On 20 May, the Delhi High Court, acting on a petition filed by the People’s Union for Democratic Rights (PUDR) and Anhad, had asked the National Human Rights Commission (NHRC) to conduct its own inquiry into the alleged Batla House encounter of September 2008 and submit a report based upon it. This order of the high court was made after it was shown reports of four independent organisations on the “encounter”, including the reports of PUDR, the Delhi Union of Journalists, and the Jamia Teachers Solidarity Group, all of which seriously questioned the version of the Delhi police regarding the “encounter”. These reports and the petition filed by the PUDR had pointed out several specific problems with the version of the Delhi police. In particular, the following questions were raised: (1) If the boys were killed in a genuine encounter, how did the 17-year-old boy Sajid have four bullet holes on the top of his head, which could only happen if the boy was made to sit down and shot from above. (2) How was the skin peeled off from Atif’s back? This was clearly visible in the photograph taken before his burial, which is annexed to the PUDR petition. Obviously Atif had been tortured before being killed. (3) How are the other blunt injuries on the bodies of the boys explained by the police version of the encounter? (4) If the police knew in advance (as they claimed) that these boys in the flat were the terrorists involved in the Delhi and other bomb blasts, why did Inspector Sharma go in without a bullet-proof vest? (5) How could two of the boys escape from the flat which had only one exit (two doors next to each other) and from a building which had only one exit?

It was expected that in these circumstances, the NHRC would conduct its own investigation into the matter.

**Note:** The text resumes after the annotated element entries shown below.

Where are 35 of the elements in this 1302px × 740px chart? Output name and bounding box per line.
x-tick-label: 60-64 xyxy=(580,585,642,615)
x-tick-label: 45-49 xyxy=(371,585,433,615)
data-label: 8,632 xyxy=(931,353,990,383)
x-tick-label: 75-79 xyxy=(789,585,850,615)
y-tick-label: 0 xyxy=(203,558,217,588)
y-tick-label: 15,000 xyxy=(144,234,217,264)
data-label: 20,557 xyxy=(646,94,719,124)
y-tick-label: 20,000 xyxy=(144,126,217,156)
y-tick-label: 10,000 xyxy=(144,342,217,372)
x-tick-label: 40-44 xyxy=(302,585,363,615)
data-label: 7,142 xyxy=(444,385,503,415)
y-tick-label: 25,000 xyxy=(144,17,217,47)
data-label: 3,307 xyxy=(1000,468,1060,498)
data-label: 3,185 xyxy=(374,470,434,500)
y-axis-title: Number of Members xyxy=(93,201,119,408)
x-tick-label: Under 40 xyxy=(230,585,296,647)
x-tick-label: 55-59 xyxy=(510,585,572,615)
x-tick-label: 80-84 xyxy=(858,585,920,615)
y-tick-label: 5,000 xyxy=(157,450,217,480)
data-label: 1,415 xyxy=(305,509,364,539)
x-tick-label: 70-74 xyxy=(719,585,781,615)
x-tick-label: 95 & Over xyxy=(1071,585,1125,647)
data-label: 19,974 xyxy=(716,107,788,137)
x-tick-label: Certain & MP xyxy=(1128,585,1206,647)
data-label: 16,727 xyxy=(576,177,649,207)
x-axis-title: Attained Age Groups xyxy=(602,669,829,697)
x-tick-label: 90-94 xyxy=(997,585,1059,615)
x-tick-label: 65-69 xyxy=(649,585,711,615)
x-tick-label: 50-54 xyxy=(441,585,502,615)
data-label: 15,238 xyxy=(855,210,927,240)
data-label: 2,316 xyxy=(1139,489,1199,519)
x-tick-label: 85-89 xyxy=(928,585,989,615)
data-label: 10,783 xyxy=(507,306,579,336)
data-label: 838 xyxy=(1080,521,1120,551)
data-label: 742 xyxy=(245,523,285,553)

The report dated 20 July 2009 of the NHRC, given to the high court on 22 July, however shows that far from conducting any investigation into the matter, the NHRC has merely relied upon the police reports. It has not even examined or investigated the above questions which were squarely raised in the PUDR-Anhad petition on the basis of which the high court order was issued to the NHRC. The NHRC has not even examined Saif, the third boy picked up by the police from the flat, nor even any of the witnesses of the Batla House area who had deposed before the People’s Tribunal. It has just swallowed the police version hook, line, and sinker. And this, despite the fact that there has been no independent police investigation or even a magisterial enquiry into the “encounter” as mandated by the NHRC’s own guidelines.